The Phillies mustered two hits in the game's first seven innings. They tied three singles together in the eighth and were still held scoreless once Marlon Byrd hit a ground ball to shortstop.

Sandberg had attempted to alter fate with another new lineup combination. He aligned Jimmy Rollins at the top, put Chase Utley second for the first time this season, and bumped Byrd to third.

"Just to try something different," Sandberg said.

That did not work, either.

"The ball's not falling our way," Buchanan said, "but I don't see any panic."

Ryan Zimmerman, who returned from a 34-game absence caused by a broken thumb, doubled twice. Sandberg chose to intentionally walk Adam LaRoche ahead of Zimmerman in the fifth. Zimmerman's second double made it 4-0. The Phillies, at least, can boast this: They lead the majors with 22 intentional walks.

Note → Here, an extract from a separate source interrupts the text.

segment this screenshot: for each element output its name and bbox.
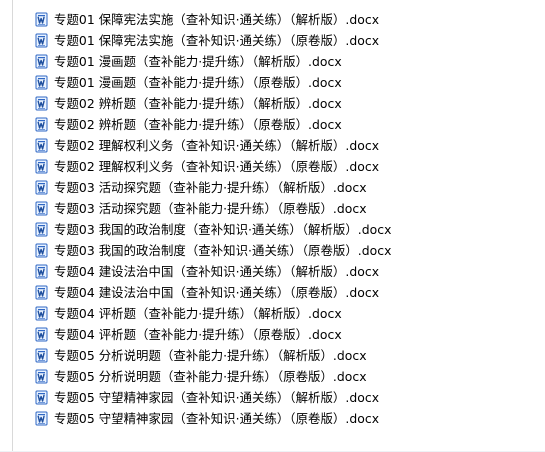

They are eight games under .500, and with every new failure, questions persist about the future of the franchise. General manager Ruben Amaro Jr. will face a crossroads at some point. He will have to decide whether it is wise to trade whatever assets the Phillies possess and begin a rebuilding project. That process, of course, could be guided by a new general manager.

"On my end, I think it's too early yet for that," Sandberg said. "I'm waiting for a hot streak. We haven't had a hot streak yet. I'm waiting for more consistent production in all areas of the game to allow us to have a hot streak. That's been the mentality since we left spring training - for everyone to step up and push."

The Phillies, though, are a year removed from their last winning streak of more than three games. That happened June 2-6, 2013. It was a five-game winning streak, immediately followed by a five-game losing streak.

No meeting will cure this malaise, a reality that must alarm Sandberg.